Aliran –aliran klasik di Indonesia
1.      Aliran Nativisme
Istilah Nativisme dari asal kata natives yang artinya terlahir. Nativisme adalah sebuah doktrin filosofis yang berpangaruh besar terhadap pemikiran psikologis. Tokoh utama aliran ini adalah Arthur Schopenhauer(1788-1869), seoran filosofis Jerman. Airan ini identik dengan pesimistisyang memandang segala sesuatu dengan kaca mata hitam. Aliran ini berpendapat bahwa perkembangan manusia itu telah di tentukan oleh faktor-faktor yang di bawa manusia sejak lahir,pembawaan yang telah terdapat pada waktu lahir itulah yang menentukan hasil perkembangannya. Menurut aliran nativisme, pendidikan tidak dapat mengubah sifat-sifat pembawaan. Dalam ilmu pendidikan pandangan seperti ini di sebut pesimistis pedagogis.
      Pendidikan yang tidak sesuai dengan bakat dan pembawaan anak didik tidak akan berguna untuk perkembangan anak itu sendiri. Bagi nativisme lingkungan lingkungan sekitar tidak mempengaruhi perkembangan anak, penganut aliran ini menyatakan bahwa kalau anak mempunyai pembawaan jahat maka dia akan menjadi jahat, sebaliknya kalau anak mempunyai pembawaan baik maka dia akan baik. pembawaan baik dan buruk ini tidak dapat di ubah dari luar.

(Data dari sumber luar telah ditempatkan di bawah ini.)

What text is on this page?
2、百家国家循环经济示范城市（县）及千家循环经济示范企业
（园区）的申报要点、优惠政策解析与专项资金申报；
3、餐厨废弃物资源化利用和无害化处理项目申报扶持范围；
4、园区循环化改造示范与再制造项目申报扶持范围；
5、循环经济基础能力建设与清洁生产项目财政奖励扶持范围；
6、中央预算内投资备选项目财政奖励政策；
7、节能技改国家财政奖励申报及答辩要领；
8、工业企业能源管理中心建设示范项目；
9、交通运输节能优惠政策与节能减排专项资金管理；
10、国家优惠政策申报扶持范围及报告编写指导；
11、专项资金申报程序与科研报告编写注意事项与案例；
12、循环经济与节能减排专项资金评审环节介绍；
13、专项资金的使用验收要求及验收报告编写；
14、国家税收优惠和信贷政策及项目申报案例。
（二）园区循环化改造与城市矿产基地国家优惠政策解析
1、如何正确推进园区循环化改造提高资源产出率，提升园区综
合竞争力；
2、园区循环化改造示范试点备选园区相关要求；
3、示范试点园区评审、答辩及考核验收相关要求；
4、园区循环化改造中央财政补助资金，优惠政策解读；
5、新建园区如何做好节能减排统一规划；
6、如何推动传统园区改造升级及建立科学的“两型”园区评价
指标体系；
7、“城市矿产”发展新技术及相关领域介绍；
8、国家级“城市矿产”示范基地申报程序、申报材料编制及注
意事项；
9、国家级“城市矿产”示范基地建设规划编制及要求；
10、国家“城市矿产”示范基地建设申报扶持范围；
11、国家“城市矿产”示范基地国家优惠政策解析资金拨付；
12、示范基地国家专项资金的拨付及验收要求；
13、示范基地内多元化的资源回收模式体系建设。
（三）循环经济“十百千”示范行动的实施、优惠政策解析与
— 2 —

      Jadi menurut pemaparan di atas telah jelas bahwa pendidikan menurut aliran nativisme tidak bisa mengubah perkembangan seorang anak atau tidak mempunyai pengaruh sama sekali. Karena menurut mereka baik buruknya seoang anak di tentukan oleh pembawaan sejak lahir, dan peran pendidikan di sini hanya sebatas mengembangkan bakat saja. Misalnya: seorang pemuda sekolah menengah mempunyai bakat musik, walaupun orang tuanya sering menasehati bahkan memarahinya supaya mau belajar, tapi fikiran dan perasaanya tetap tertuju pada musik dan dia akan tetap berbakat menjadi pemusik.
2.      Aliran Naturalisme
   Nature artinya alam atau yang di bawa sejak lahir. Aliran ini di pelopori oleh seorang filusuf Prancis JJ. Rousseau(1712-1778). Berbeda dengan nativisme naturalisme berpendapat bahwa semua anak yang baru dilahirkan mempunyai pembawaan baik, dan tidak satupun dengan pembawaan buruk. Bagaimana hasil perkembangannya kemudian sangant di tentukan oleh pendidkan yang di terimanya atau yang mempengaruhinya. Jika pengeruh itu baik maka akan baiklah ia akan tetapi jika pengaruh itu jelek, akan jelek pula hasilnya. seperti dikatakan oleh tokoh aliran ini yaitu J.J. Rousseausebagai berikut:”semua anak adalah baik pada waktu baru datang dari sang pencipta, tetapi semua rusak di tangan manusia”. Oleh karena itu sebagai pendidik Rousseau mengajukan “pendidikan alam” artinya anak hendaklah di biarkan tumbuh dan berkembang sendiri menurut alamnya, manusia atau masyarakat jangan banyak mencampurinya. Rousseau juga berpendapat bahwa pendidikan yang di berikan orang dewasa malahan dapat merusak pembawaan anak yang baik itu, aliran ini juga di sebut negativisme.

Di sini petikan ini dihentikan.